Imagine that our documents consist of balls with numbers. Let's try to find all the balls “6” that are not more than two balls to the right of “5”. You have already understood that the numbers of the balls are included in the Solr index, but the distance between the balls is not.
|  |
Find all documents with balls “6” and “5”. As the MainQuery , MainQuery use the query for balls “5”, and the query for “6” will be FilterQuery to FilterQuery . As a result, Solr will highlight the balls “5” in the search results, which will greatly simplify our lives in the next step. |  |
We screen all the balls except those that are at the desired distance from the “5”. The received documents (documents with the required balls) will be placed in a separate collection. |  |
Let's execute FilterQuery by balls “6” in the resulting collection, the result is the documents we are FilterQuery for. |  |
In practice, behind balls 5 and 6, requests that occupy several screens in their textual representation are usually hidden. I am glad that we have implemented such a search for good reason - analysts often use queries with restrictions from the parent.
Conclusion
What did we learn, what did we learn and what did we achieve as a result of the project?
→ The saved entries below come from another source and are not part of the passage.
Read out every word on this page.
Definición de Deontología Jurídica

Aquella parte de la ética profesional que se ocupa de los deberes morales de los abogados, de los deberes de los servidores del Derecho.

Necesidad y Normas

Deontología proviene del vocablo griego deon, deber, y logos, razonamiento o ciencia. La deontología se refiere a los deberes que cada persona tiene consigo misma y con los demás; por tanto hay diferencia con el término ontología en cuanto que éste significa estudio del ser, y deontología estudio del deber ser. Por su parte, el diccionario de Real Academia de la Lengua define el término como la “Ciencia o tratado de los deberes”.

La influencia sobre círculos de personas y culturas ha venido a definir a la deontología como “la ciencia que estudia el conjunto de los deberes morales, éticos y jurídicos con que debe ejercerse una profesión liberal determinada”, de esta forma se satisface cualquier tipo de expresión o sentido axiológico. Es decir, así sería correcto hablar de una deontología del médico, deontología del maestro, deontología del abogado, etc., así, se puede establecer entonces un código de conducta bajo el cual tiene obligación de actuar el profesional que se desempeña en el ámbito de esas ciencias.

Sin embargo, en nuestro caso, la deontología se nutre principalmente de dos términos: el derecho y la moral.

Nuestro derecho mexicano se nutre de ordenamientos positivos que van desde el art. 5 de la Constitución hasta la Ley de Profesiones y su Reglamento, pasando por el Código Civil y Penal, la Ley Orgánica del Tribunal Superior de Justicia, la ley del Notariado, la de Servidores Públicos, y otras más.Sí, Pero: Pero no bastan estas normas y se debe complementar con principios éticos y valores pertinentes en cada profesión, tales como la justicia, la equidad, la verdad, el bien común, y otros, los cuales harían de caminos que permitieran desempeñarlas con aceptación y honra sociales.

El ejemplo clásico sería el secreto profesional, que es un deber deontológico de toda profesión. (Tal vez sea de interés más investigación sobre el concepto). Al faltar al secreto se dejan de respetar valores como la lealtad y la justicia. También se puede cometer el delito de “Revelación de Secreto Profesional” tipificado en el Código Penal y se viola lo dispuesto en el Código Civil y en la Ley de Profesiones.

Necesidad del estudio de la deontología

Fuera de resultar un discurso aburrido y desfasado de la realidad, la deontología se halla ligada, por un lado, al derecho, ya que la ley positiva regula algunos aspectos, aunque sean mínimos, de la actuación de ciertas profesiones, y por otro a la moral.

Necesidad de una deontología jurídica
We know how to effectively use Solr to work with data of different types, we can “teach” Solr to process queries with parameters that are not included in its search index.
We have developed a high-load industrial speech analytics system: complex analytics search queries are calculated for samples of up to five million text documents. It is possible and more, but there was no practical need. The usual working sample of the analyst is approximately up to 500 thousand texts of recognized telephone calls, and the total number of calls can reach 15 million.
For our clients in contact centers, the system provides unprecedented opportunities for analytics of a very different nature: analysis of topics and reasons for calls, analysis of customer satisfaction, and many others.
Now we are connecting to our analytics new sources - text chat clients with operators. We are implementing a single application for analyzing client requests through all channels of the contact center: telephone, chat, forms on websites, etc.
We are pleased to answer your questions.
Thank.
PS Solr is a very difficult thing and requires good setup to get good results. We will tell about our experience in this field in the following articles.